3. Employee with COVID / Subject to Quarantine
If newly hired employees or existing employees are subject to COVID-19 quarantine or lockdown protocols, DHS will evaluate this on a case-by-case basis. Employers should make a note or retain records to reflect the quarantine or lockdown.
South Sudan Temporary Protected Status
DHS announced that it is extending the Temporary Protected Status (TPS) designation for South Sudan until May 2, 2022. To maintain status, current South Sudanese beneficiaries must re-register before January 4, 2021. This announcement also automatically extends the Employment Authorization Document issued pursuant to South Sudan TPS until May 1, 2021.
DOS Update regarding Phased Resumption of Visa Services
On November 12, 2020, DOS provided an update which notes that U.S. Embassies and Consulates continue to phase in the resumption of routine visa services. DOS’s update states that it will not provide a specific date when each mission will resume specific visa services or return to processing pre-pandemic workload levels. However, the geographical and labor market Presidential Proclamations regarding travel restrictions still apply though some exceptions do exist.
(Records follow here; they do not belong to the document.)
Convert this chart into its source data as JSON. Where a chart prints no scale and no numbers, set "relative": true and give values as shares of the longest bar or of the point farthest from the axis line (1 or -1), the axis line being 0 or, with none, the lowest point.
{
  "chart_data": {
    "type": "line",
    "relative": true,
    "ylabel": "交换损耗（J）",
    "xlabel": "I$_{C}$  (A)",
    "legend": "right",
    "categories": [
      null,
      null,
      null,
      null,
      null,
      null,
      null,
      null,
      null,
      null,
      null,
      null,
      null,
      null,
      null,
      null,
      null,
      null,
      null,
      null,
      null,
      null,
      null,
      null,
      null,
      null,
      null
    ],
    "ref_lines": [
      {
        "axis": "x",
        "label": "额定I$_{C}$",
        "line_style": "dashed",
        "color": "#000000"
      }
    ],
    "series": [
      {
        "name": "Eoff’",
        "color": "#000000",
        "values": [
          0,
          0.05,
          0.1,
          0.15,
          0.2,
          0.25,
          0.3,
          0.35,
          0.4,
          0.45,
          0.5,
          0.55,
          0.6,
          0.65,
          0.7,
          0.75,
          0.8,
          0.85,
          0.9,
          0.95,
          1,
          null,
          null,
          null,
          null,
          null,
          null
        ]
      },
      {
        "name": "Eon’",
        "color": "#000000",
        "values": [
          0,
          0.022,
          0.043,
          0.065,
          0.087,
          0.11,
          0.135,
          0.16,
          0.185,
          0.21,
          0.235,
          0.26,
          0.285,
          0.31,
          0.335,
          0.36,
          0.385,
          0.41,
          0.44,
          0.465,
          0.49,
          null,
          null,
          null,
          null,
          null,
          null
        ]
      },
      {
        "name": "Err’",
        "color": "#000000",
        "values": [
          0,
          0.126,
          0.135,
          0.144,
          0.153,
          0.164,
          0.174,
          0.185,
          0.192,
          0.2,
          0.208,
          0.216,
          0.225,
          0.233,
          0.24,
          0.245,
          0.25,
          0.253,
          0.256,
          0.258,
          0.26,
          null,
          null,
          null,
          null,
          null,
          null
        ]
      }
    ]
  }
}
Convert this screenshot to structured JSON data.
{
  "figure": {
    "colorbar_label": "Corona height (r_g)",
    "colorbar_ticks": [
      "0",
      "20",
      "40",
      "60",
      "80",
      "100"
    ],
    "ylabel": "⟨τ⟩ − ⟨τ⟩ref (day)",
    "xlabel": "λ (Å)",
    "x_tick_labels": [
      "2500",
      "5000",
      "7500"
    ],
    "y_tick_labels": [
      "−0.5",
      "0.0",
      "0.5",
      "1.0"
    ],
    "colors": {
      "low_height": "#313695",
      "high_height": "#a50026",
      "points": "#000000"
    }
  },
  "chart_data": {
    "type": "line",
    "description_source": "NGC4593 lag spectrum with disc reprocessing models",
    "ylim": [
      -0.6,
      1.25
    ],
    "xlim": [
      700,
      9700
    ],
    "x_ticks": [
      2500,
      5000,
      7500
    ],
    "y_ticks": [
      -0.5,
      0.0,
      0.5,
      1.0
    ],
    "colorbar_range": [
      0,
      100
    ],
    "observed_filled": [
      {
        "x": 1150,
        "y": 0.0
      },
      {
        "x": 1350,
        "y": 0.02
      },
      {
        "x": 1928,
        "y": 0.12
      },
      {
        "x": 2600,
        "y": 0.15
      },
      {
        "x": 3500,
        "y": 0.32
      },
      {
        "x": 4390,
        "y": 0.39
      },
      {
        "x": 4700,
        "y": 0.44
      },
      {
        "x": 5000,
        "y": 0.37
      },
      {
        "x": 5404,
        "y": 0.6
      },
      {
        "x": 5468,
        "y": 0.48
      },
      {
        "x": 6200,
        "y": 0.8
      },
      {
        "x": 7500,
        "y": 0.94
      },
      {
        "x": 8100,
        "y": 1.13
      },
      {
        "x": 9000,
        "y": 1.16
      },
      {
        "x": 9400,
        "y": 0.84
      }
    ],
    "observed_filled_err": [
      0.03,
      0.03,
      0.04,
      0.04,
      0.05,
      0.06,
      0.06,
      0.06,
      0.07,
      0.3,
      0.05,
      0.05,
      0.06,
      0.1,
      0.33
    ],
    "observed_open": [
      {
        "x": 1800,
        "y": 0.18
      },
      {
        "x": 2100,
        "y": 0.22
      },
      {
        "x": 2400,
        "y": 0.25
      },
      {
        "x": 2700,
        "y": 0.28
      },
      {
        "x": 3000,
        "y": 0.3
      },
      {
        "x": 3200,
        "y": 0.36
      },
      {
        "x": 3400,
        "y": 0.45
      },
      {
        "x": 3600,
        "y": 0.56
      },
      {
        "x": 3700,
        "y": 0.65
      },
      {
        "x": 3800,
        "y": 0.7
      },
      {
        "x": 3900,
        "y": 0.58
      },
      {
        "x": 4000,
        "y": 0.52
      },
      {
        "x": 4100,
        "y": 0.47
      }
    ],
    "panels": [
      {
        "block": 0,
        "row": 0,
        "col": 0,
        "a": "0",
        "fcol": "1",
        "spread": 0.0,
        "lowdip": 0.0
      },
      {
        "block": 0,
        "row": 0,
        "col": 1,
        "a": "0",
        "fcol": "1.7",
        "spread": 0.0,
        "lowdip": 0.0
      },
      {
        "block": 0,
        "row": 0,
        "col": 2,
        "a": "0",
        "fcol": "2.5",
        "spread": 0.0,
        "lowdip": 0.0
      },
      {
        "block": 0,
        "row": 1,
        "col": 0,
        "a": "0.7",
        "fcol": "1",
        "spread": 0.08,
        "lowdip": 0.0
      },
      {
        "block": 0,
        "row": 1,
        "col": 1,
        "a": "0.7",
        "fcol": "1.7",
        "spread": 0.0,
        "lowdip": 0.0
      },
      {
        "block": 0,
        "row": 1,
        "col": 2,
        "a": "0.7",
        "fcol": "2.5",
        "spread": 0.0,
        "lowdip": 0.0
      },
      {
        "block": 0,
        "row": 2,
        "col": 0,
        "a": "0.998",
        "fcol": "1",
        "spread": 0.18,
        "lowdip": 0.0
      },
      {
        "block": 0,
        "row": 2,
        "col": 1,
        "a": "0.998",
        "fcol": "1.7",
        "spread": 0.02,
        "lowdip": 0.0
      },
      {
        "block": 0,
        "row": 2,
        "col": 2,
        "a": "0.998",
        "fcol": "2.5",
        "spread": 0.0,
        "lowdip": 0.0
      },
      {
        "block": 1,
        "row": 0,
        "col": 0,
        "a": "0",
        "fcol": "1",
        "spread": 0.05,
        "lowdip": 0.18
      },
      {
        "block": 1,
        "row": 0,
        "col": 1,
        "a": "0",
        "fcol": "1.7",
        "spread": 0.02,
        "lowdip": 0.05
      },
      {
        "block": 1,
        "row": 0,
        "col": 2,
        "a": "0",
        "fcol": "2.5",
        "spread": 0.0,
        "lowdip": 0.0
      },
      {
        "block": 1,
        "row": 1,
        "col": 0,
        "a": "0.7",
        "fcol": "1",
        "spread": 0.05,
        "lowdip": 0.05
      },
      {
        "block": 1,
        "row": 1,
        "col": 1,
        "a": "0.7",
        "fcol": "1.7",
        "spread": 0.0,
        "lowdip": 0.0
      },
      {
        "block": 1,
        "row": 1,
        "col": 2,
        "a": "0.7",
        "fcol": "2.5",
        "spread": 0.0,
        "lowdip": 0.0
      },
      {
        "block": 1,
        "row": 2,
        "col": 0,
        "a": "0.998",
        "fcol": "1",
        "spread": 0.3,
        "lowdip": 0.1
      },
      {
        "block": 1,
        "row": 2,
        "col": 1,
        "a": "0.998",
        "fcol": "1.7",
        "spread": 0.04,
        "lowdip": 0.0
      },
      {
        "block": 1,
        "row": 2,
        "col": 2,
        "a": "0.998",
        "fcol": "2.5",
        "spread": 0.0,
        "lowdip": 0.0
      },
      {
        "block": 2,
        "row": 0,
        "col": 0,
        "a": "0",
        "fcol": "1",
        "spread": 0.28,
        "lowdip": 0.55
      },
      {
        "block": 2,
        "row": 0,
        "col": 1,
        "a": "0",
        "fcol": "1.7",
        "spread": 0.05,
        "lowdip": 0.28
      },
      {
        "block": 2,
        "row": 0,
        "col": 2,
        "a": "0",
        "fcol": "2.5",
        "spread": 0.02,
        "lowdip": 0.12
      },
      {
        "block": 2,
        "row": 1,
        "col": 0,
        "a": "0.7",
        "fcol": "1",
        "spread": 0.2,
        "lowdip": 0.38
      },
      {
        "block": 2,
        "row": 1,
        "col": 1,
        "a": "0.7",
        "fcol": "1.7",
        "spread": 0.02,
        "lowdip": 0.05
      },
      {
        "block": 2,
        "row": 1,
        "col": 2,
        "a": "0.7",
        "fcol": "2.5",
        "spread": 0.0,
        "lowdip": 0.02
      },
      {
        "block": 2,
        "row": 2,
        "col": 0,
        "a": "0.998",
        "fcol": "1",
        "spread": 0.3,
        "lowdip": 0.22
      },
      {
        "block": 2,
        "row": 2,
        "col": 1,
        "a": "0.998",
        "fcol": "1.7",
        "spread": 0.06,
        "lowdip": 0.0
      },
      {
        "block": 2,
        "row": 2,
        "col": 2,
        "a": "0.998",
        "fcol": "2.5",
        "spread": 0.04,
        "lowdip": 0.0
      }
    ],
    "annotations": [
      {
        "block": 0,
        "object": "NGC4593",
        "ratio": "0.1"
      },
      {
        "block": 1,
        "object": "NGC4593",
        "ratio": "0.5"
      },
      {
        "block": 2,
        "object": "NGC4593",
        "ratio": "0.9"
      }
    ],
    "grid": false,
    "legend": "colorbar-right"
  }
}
Due to the suspension of routine visa services, the DOS has extended the validity of the Machine-Readable Visa fee, which is typically valid within one year of payment, until December 31, 2021. This should allow applicants who paid the fee but were unable to schedule or attend their appointment to schedule and/or attend a visa appointment using the fee that was previously paid. Individuals who need to travel urgently may qualify for an emergency visa appointment.